Mis raíces - Esperanza Tirado


                                      

Se abrió la puerta del ascensor y allí estaba ella, como cada mañana. Con esa cara de beata despistada, como si acabara de llegar a la gran ciudad. Aunque disimulara con su voz dulce y me dirigiera esa sonrisa bondadosa mañanera a mí no me engañaba. Esas viejas cotillas eran una plaga.
Me había mudado por enésima vez hacía tres meses. Ya estaba harto de pisos compartidos, pisos sin ascensor, pisos antiguos sin reformar, pisos con olor a pantano,... Por mediación de un colega que trabajaba en una multinacional inmobiliaria encontré el que sería mi piso definitivo en el que volaría y viviría solo, a mi aire, sin controles de ningún tipo.
Mientras trasladaba mis pertenencias ella fue la primera a la que me encontré. Fue muy amable, incluso se ofreció a llevarme el bonsái hasta el apartamento.
Todas las tardes, al volver de trabajar, a eso de las 7, me la encontraba en mi puerta con una bandeja de dulces, ‘para el café, que este azúcar no engorda, es todo casero...’. Los fines de semana el pasillo se llenaba de aroma a guiso. Y al mediodía allí estaba delante de mi puerta con una ollita, ‘es que los jóvenes coméis tan mal...te vas a quedar en los huesos...’
Yo no me podía negar ante aquella amabilidad desinteresada. A pesar de que no me gustaba que husmearan en mi vida le cogí cierto cariño y la dejaba hacer en la cocina, casi como si fuera la suya propia.
Una tarde al llegar a casa descubrí algo raro. Mis pocos muebles habían cambiado de sitio. Mi sillón estaba adornado con un tapete de ganchillo, como aquellos que mi abuela solía hacer en las tertulias con sus amigas. Mi moderna cafetera de cápsulas había desaparecido. Su sitio lo ocupaba una rechoncha cafetera italiana, parecida a la que mis padres compraron al casarse y que aún conservaban cuando me marché. Y encima de mi cama, eso fue el colmo, una manta de rosillas de ganchillo de todos los colores.
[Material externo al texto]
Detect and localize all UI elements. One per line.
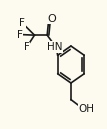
Text: F: F xyxy=(19,18,25,28)
Text: F: F xyxy=(24,42,30,52)
Text: OH: OH xyxy=(79,104,95,114)
Text: O: O xyxy=(47,14,56,24)
Text: F: F xyxy=(17,30,23,39)
Text: HN: HN xyxy=(47,42,63,52)
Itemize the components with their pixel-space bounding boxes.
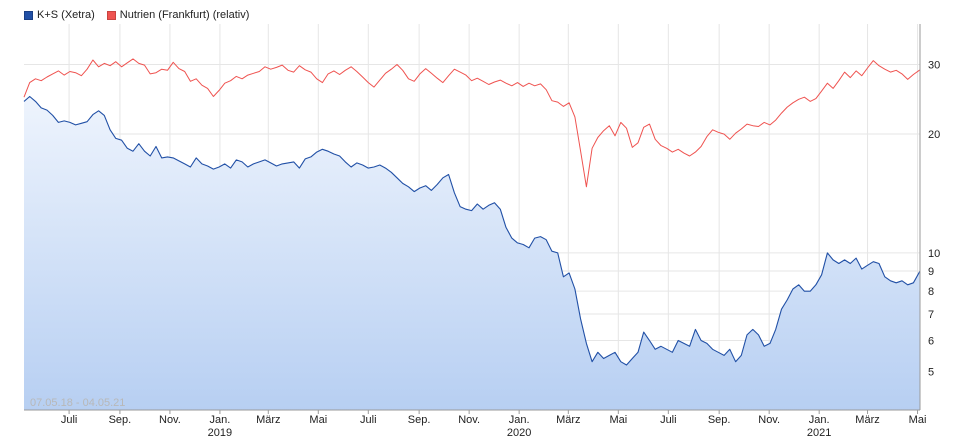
- nutrien-line[interactable]: [23, 58, 921, 188]
- date-range-label: 07.05.18 - 04.05.21: [30, 397, 125, 409]
- x-tick-label: Sep.: [408, 414, 431, 426]
- y-tick-label: 8: [928, 286, 934, 298]
- ks-line[interactable]: [23, 95, 921, 366]
- x-tick-label: Juli: [360, 414, 377, 426]
- x-year-label: 2021: [807, 427, 831, 439]
- x-year-label: 2020: [507, 427, 531, 439]
- y-tick-label: 30: [928, 60, 940, 72]
- x-year-label: 2019: [208, 427, 232, 439]
- x-tick-label: Juli: [660, 414, 677, 426]
- y-tick-label: 6: [928, 335, 934, 347]
- y-tick-label: 9: [928, 266, 934, 278]
- x-tick-label: Jan.: [809, 414, 830, 426]
- y-tick-label: 10: [928, 248, 940, 260]
- data-layer: [23, 58, 921, 410]
- legend-swatch-nutrien: [106, 10, 116, 20]
- x-tick-label: Sep.: [109, 414, 132, 426]
- x-tick-label: Jan.: [509, 414, 530, 426]
- x-tick-label: Mai: [909, 414, 927, 426]
- x-tick-label: März: [256, 414, 280, 426]
- x-tick-label: Jan.: [210, 414, 231, 426]
- legend-label-ks: K+S (Xetra): [37, 9, 95, 21]
- x-tick-label: März: [556, 414, 580, 426]
- y-tick-label: 7: [928, 309, 934, 321]
- legend-swatch-ks: [24, 10, 33, 20]
- chart-legend: K+S (Xetra) Nutrien (Frankfurt) (relativ…: [24, 8, 261, 22]
- legend-label-nutrien: Nutrien (Frankfurt) (relativ): [119, 9, 250, 21]
- x-tick-label: Nov.: [159, 414, 181, 426]
- y-tick-label: 20: [928, 129, 940, 141]
- x-tick-label: Mai: [609, 414, 627, 426]
- x-tick-label: März: [855, 414, 879, 426]
- x-tick-label: Mai: [309, 414, 327, 426]
- legend-item-ks[interactable]: K+S (Xetra): [24, 9, 95, 21]
- x-tick-label: Nov.: [458, 414, 480, 426]
- legend-item-nutrien[interactable]: Nutrien (Frankfurt) (relativ): [106, 9, 250, 21]
- x-tick-label: Nov.: [758, 414, 780, 426]
- x-tick-label: Juli: [61, 414, 78, 426]
- x-tick-label: Sep.: [708, 414, 731, 426]
- y-tick-label: 5: [928, 367, 934, 379]
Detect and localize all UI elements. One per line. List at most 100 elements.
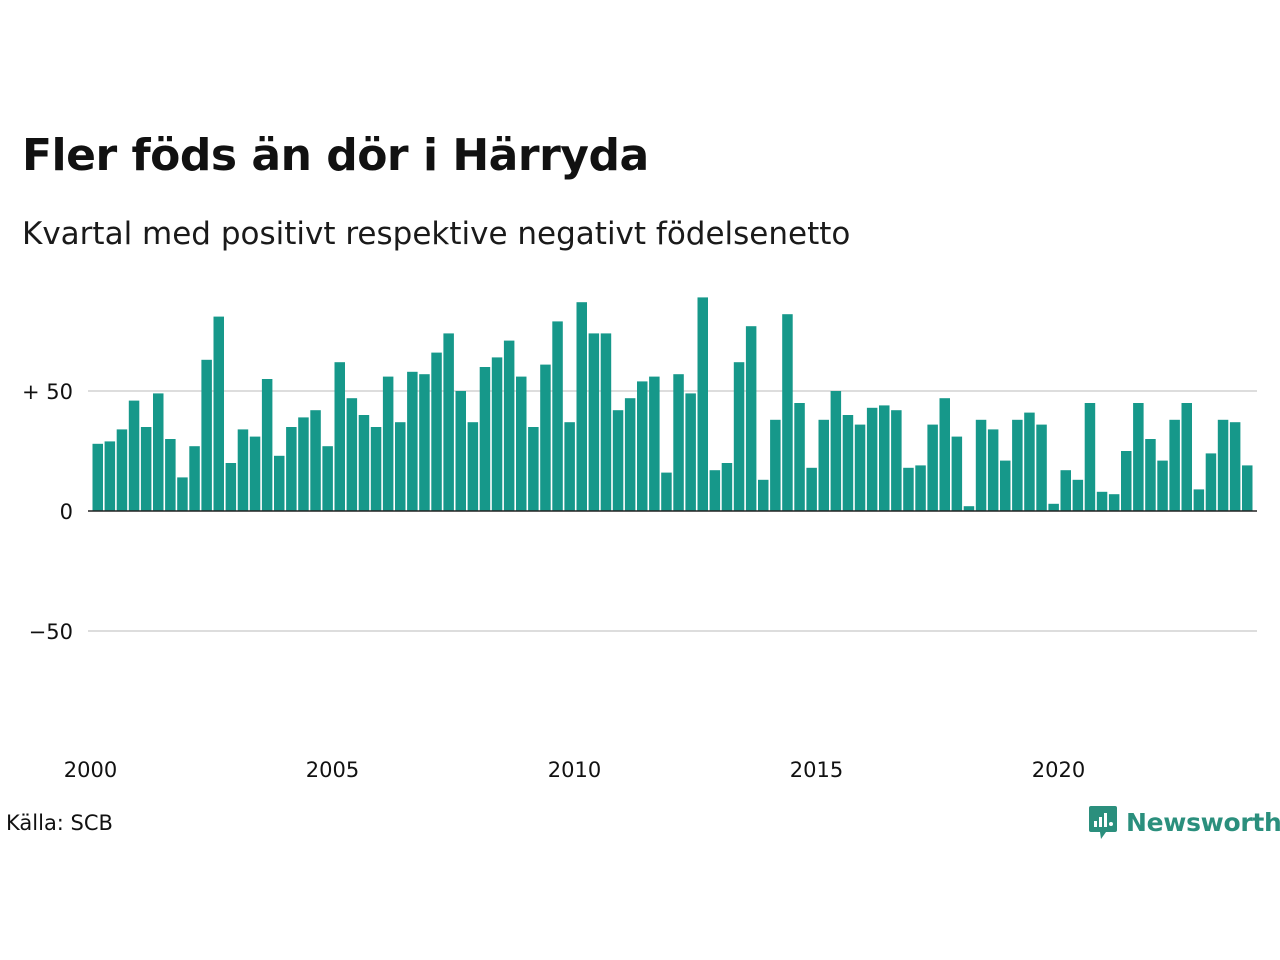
y-tick-label: 0 (60, 500, 73, 524)
bar (915, 465, 926, 511)
bar (673, 374, 684, 511)
gridlines (88, 390, 1257, 632)
bar (1036, 424, 1047, 511)
bar (939, 398, 950, 511)
bar (1169, 419, 1180, 511)
bar (987, 429, 999, 511)
bar (624, 398, 636, 511)
bar (516, 376, 527, 511)
bar (1193, 489, 1205, 511)
bar (92, 443, 103, 511)
bar (685, 393, 696, 511)
bar (1242, 465, 1253, 511)
bar (866, 407, 878, 511)
bar (806, 467, 817, 511)
bar (745, 326, 757, 511)
bar (370, 427, 382, 511)
y-tick-label: −50 (29, 620, 73, 644)
bar (709, 470, 721, 511)
axes: + 50 0 −50 2000 2005 2010 2015 2020 (22, 380, 1257, 782)
bar (1133, 403, 1144, 511)
bar (358, 415, 370, 511)
bar (443, 333, 454, 511)
bar (491, 357, 503, 511)
bars (92, 297, 1253, 511)
bar (951, 436, 963, 511)
bar (697, 297, 708, 511)
bar-chart: + 50 0 −50 2000 2005 2010 2015 2020 (22, 297, 1257, 782)
bar (1157, 460, 1168, 511)
bar (649, 376, 660, 511)
bar (1060, 470, 1071, 511)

Miré el calendario. 2015. No me había confundido. Miré la manta y los colores chillones de las rosillas me marearon y creí volver a los años 70. Y me vi en una foto de tonos desvaídos por el tiempo, envuelto en una manta similar, abrazado a mi madre.
A pesar de mis viajes, mis contactos y mis proyectos millonarios volví a ser un niño de diez años.
Recuperado de la colorista impresión, llamé a la puerta de mi vecina con la manta doblada. Ella me recibió con una sonrisa, no sé si de felicidad o de satisfacción por mi torpeza al haber tardado tanto en descubrirla. Reconocí, a pesar de los años pasados, a aquella tía que dejó el pueblo buscando una vida mejor, libertad, independencia, y todo lo que yo creía haber conseguido. Y que se escondía detrás de la aparente torpeza de la vejez y una sonrisa de beata.
La vecina cotilla, que parecía que era tonta, y no lo sabía nadie que de tonta no tenía un pelo, me había engañado como a un pardillo. Pese a todos mis másteres del universo, mis tres idiomas y mi don de gentes con los que me creía independiente y cosmopolita, mis raíces familiares eran muy hondas y tiraban de mí para plantar mis pies bien firmes en la tierra.